There is still a prevalent doomsday feel to “Reckoning, Part Ii,” but there is far less Biblical allegory. My apprehensions fell more that the episode was going to make the George Lucas mistake of forcing the audience to keep track of four stories at the same time. Overkill is one of the many things that killed The Phantom Menace,. the audience had to keep track of the light saber duel with Darth Maul, the Gungan v. Battle droids, Amidala’s entourage taking the palace, and Anakin’s space battle. It is too much for a person to become immersed in all of it. ’Reckoning, Part Ii” comes eerily close. There is the daniel v. RepliCarter duel, Jack defending SGC against a Replicator siege, Sam and Jacob/Selmak adapting the Ancient weapon, and the Jaffa/Ba’al/Replicator space battle. It is not wise to attempt so much going on at once, but the episode pulls it off well by making the events very different, yet connected by the same resolution--Daniel uses secrets from RepliCarter’s mind to freeze the replicator’s long enough for Sam and Jacob/Selmak to set the weapon correctly, bit at the cost of his life. That is right. Daniel dies. Again.

A stand out point is right before the ancient weapon is fired. We get to see a no dialogue montage in which we get up close and personal with the SG-1 team member at the most desperate moment of his or her situation. Daniel lay dying on RepliCarter’s ship. Teal’c is stoi as his ship is being destroyed around him. Sam is at the temple door about to be overrun by Replicators. Jack is in the same spot, but he is on the verge of calling for a nuclear strike that will irradiate a large chunk of Colorado. The montage is very quick, but it is just enough to elicit the ominous feeling from each that this is the end. When the ancient weapon activates every stargate in the Milky Way in order to shatter every Replicator into powder, it is such a contrast the previous montage, you want to stand up and cheer.

I enjoy the humor interspersed within to break the tension. Sam gets needled to come up with a miracle because she once blew up a sun. The Ancient language on the temple wall is gibberish until the stones are turned upside down. Daniel’s sly smile when RepliCarter discovers he can read her mind. Ba’al’s arrogance. Jack’s sarcasm about placing two explosives on the blast door to a room Siler is trapped within because…it is a blast door. Even the Replicators have a moment. When Daniel manages to freeze them, we shoot to a scene with Jack at SGC commenting on their sudden dead stop. In the background, you can hear a Replicator fall off a wall to punctuate Jack’s statement of surprise. Of course, the coolest Replicator moment is them storming en masse out into the gate room.

If I have any criticism, it is the implausibility that every Jaffa switches allegiance to the rebellion once the Replicators are defeated. It is doubly strange since Ba’al is pivotal to getting the weapon to work. The expressed fear from part one is Ba’al will look like a god if he can destroy the Replicators--end the divine plague, as it were. The g Goa’uld have to be defeated somehow, so I am not complaining. I am too absorbed in the Replicator defeat to fret over the anticlimactic final defeat of the Goa’uld after eight years of fighting.

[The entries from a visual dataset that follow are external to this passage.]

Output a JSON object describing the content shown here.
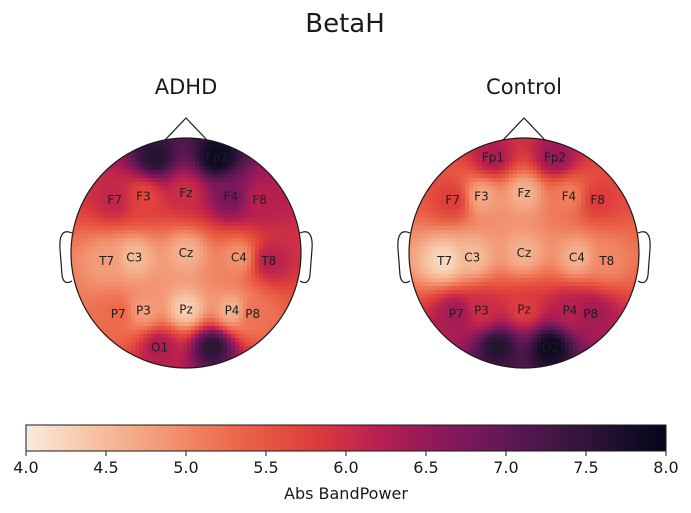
{
  "chart_data": {
    "type": "heatmap",
    "title": "BetaH",
    "colorbar": {
      "label": "Abs BandPower",
      "min": 4.0,
      "max": 8.0,
      "ticks": [
        "4.0",
        "4.5",
        "5.0",
        "5.5",
        "6.0",
        "6.5",
        "7.0",
        "7.5",
        "8.0"
      ],
      "colormap": [
        "#faebdd",
        "#f6c19f",
        "#f29472",
        "#ec6548",
        "#df3e3c",
        "#b61e50",
        "#84185d",
        "#55184f",
        "#2b1336",
        "#03051a"
      ]
    },
    "electrodes": [
      "Fp1",
      "Fp2",
      "F7",
      "F3",
      "Fz",
      "F4",
      "F8",
      "T7",
      "C3",
      "Cz",
      "C4",
      "T8",
      "P7",
      "P3",
      "Pz",
      "P4",
      "P8",
      "O1",
      "O2"
    ],
    "topomaps": [
      {
        "name": "ADHD",
        "values": {
          "Fp1": 7.6,
          "Fp2": 7.9,
          "F7": 6.1,
          "F3": 5.7,
          "Fz": 6.0,
          "F4": 6.8,
          "F8": 6.2,
          "T7": 4.8,
          "C3": 4.5,
          "Cz": 4.6,
          "C4": 4.9,
          "T8": 6.2,
          "P7": 5.3,
          "P3": 4.8,
          "Pz": 4.3,
          "P4": 4.6,
          "P8": 5.2,
          "O1": 6.3,
          "O2": 7.5
        }
      },
      {
        "name": "Control",
        "values": {
          "Fp1": 6.3,
          "Fp2": 6.5,
          "F7": 5.8,
          "F3": 4.7,
          "Fz": 4.6,
          "F4": 5.1,
          "F8": 5.8,
          "T7": 4.2,
          "C3": 4.5,
          "Cz": 4.6,
          "C4": 4.6,
          "T8": 5.0,
          "P7": 6.4,
          "P3": 6.0,
          "Pz": 5.8,
          "P4": 6.2,
          "P8": 6.4,
          "O1": 7.6,
          "O2": 7.9
        }
      }
    ]
  }
}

“Reckoning, Part Ii” has everything but Jonas Quinn and the Furlings. I do not miss either one. You will not, either. The episode is the best of the season so far, and if what little buzz I have heard is true about the wrap up story for the Old Guard, that makes it the best of the season period. I do not doubt it, but I still anxious to see the aftermath in tomorrow’s epilogue episode.